Thailand Capital Markets Deal
Thai Beverage’s Bt77bn (US$2.3bn) seven-tranche offering made history as Thailand’s largest corporate bond, proving that South-East Asia’s biggest local bond market can support even the most audacious of acquisitions.
ThaiBev, rated AA by Tris, had already raised Bt50bn in March – equalling the biggest issue on record in the baht market. At the time, the company behind Thailand’s popular Chang beer had real scarcity value, selling its first bonds in almost 12 years to fund four acquisitions in Thailand and Myanmar, following a shopping spree to strengthen its leadership in Indochina’s alcohol and soft drinks markets.
Buoyed by the robust response, ThaiBev returned in September with plans to raise at least Bt70bn to refinance bridge loans taken to fund its US$4.8bn purchase of a 53.59% stake in Saigon Beer Alcohol Beverage Joint Stock Corporation in Vietnam.
Thai Beverage had high expectations of a similar reception, but the joint lead managers, reprising their roles from the March deal, immediately faced major challenges – not least worsening market conditions.

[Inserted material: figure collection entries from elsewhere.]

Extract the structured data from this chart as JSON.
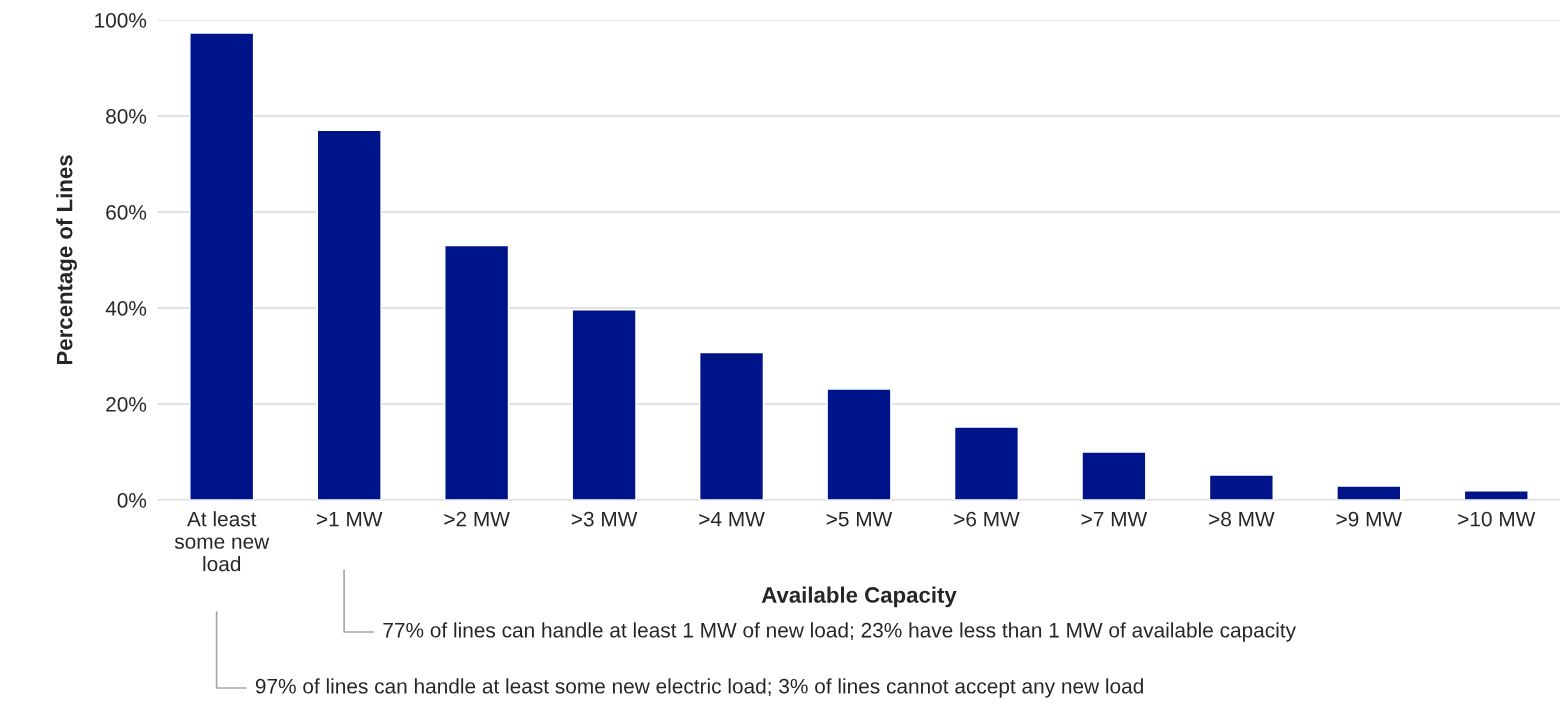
{
  "chart_data": {
    "type": "bar",
    "xlabel": "Available Capacity",
    "ylabel": "Percentage of Lines",
    "categories": [
      "At least some new load",
      ">1 MW",
      ">2 MW",
      ">3 MW",
      ">4 MW",
      ">5 MW",
      ">6 MW",
      ">7 MW",
      ">8 MW",
      ">9 MW",
      ">10 MW"
    ],
    "values": [
      97.3,
      77,
      53,
      39.6,
      30.7,
      23.1,
      15.2,
      10,
      5.2,
      2.9,
      1.9
    ],
    "color": "#001489",
    "ylim": [
      0,
      100
    ],
    "yticks": [
      {
        "value": 0,
        "label": "0%"
      },
      {
        "value": 20,
        "label": "20%"
      },
      {
        "value": 40,
        "label": "40%"
      },
      {
        "value": 60,
        "label": "60%"
      },
      {
        "value": 80,
        "label": "80%"
      },
      {
        "value": 100,
        "label": "100%"
      }
    ],
    "grid": "y",
    "annotations": [
      "77% of lines can handle at least 1 MW of new load; 23% have less than 1 MW of available capacity",
      "97% of lines can handle at least some new electric load; 3% of lines cannot accept any new load"
    ]
  }
}
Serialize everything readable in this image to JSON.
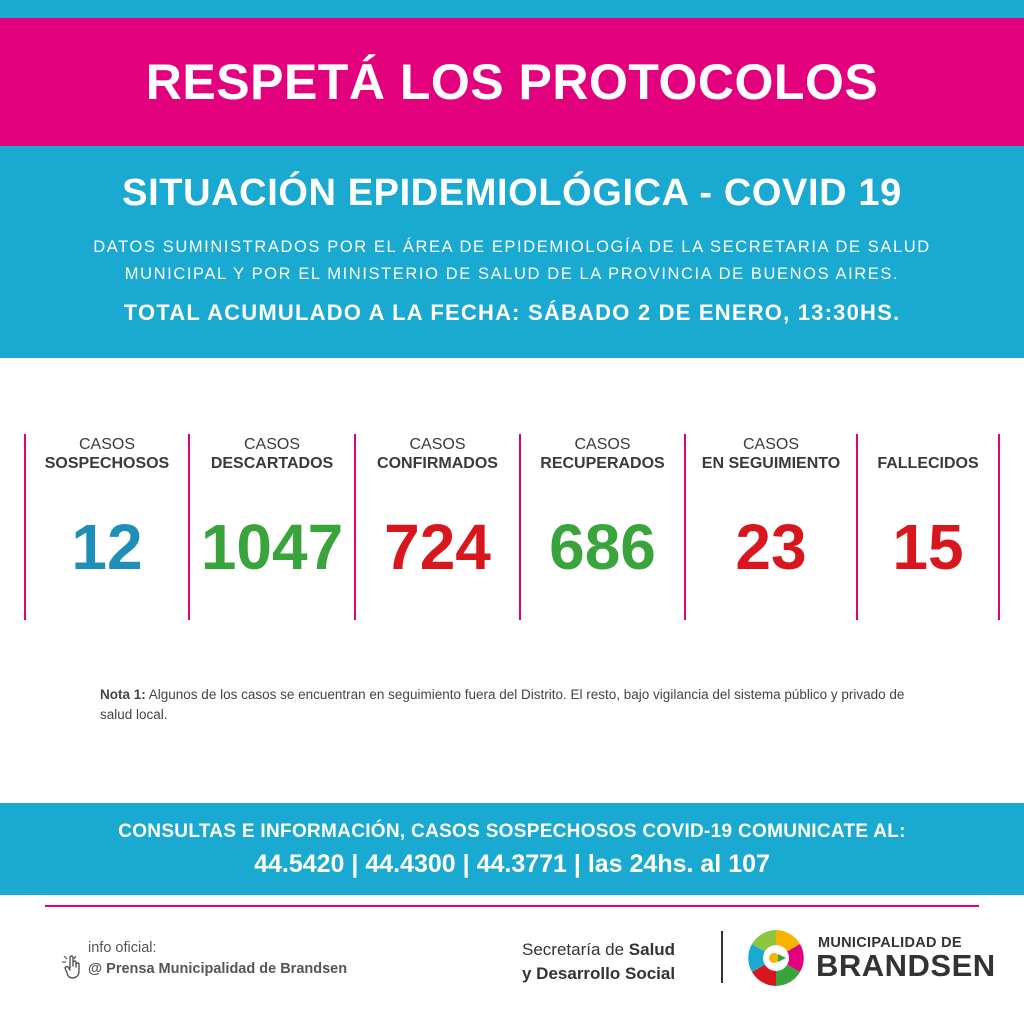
{
  "banner": {
    "title": "RESPETÁ LOS PROTOCOLOS"
  },
  "info": {
    "title": "SITUACIÓN EPIDEMIOLÓGICA - COVID 19",
    "subtitle_line1": "DATOS SUMINISTRADOS POR EL ÁREA DE EPIDEMIOLOGÍA DE LA SECRETARIA DE SALUD",
    "subtitle_line2": "MUNICIPAL Y POR EL MINISTERIO DE SALUD DE LA PROVINCIA DE BUENOS AIRES.",
    "date": "TOTAL ACUMULADO A LA FECHA: SÁBADO 2 DE ENERO, 13:30HS."
  },
  "stats": [
    {
      "label1": "CASOS",
      "label2": "SOSPECHOSOS",
      "value": "12",
      "color": "#1f8fb9"
    },
    {
      "label1": "CASOS",
      "label2": "DESCARTADOS",
      "value": "1047",
      "color": "#3aa43c"
    },
    {
      "label1": "CASOS",
      "label2": "CONFIRMADOS",
      "value": "724",
      "color": "#d8161e"
    },
    {
      "label1": "CASOS",
      "label2": "RECUPERADOS",
      "value": "686",
      "color": "#3aa43c"
    },
    {
      "label1": "CASOS",
      "label2": "EN SEGUIMIENTO",
      "value": "23",
      "color": "#d8161e"
    },
    {
      "label1": "",
      "label2": "FALLECIDOS",
      "value": "15",
      "color": "#d8161e"
    }
  ],
  "note": {
    "label": "Nota 1:",
    "text": " Algunos de los casos se encuentran en seguimiento fuera del Distrito. El resto, bajo vigilancia del sistema público y privado de salud local."
  },
  "contact": {
    "line1": "CONSULTAS E INFORMACIÓN, CASOS SOSPECHOSOS COVID-19 COMUNICATE AL:",
    "line2": "44.5420 | 44.4300 | 44.3771 | las 24hs. al 107"
  },
  "footer": {
    "info_label": "info oficial:",
    "info_handle": "@ Prensa Municipalidad de Brandsen",
    "secretaria_prefix1": "Secretaría de ",
    "secretaria_bold1": "Salud",
    "secretaria_line2": "y Desarrollo Social",
    "muni_line1": "MUNICIPALIDAD DE",
    "muni_line2": "BRANDSEN"
  },
  "colors": {
    "magenta": "#e3007d",
    "cyan": "#1aa9d0"
  },
  "icons": {
    "hand": "pointer-hand-icon",
    "logo": "municipal-logo-icon"
  }
}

Thai government bond yields had surged. TGB yields for three and five years had increased 43bp–46bp in the six months since ThaiBev’s earlier issue, while the 10-year yield had risen around 20bp. Average credit spreads on corporate bonds rated AA had widened from 6bp to 12bp across the curve. Institutional investors also faced exposure limits, having taken big positions in the March deal.
ThaiBev had to expand its target investor base to maximise demand, tailoring a 3.5-year tranche for high-net-worth individuals, while a 10-year non-call five tranche was promoted to credit cooperatives, which liked the call option.
The issuer embarked on several one-on-one meetings with investors to sell the deal and explain its vision for growth.
To keep things manageable for the lead banks, the bookbuild took place in two parallel stages: ThaiBev placed a total of Bt56.14bn at tenors of two years four months, 3.5 years, five years, seven years and 10-year non-call five to institutional investors and HNWI; and sold another Bt11.6bn private placement in two and 10 years to only institutional investors.
The strategy of targeting HNWIs paid off, as individual investors were allocated over Bt25bn of bonds, up from just Bt1bn in March.
Final pricings of the bonds were 2.6% for the two-year tranche, 2.64% for the two-year four-month note, 3.2% for the 3.5-year note, 3.35% for the five-year piece, 3.62% for the seven-year tranche, 4.16% for the 10-year tranche and 4.16% for the 10-year non-call five. The blended financing cost was 3.42% with an average life of 5.24 years, in line with the issuer’s expectations.
Bangkok Bank, Bank of Ayudhya, Kasikornbank, Krungthai Bank, Phatra Securities, Siam Commercial Bank and Standard Chartered Bank were joint lead managers and underwriters.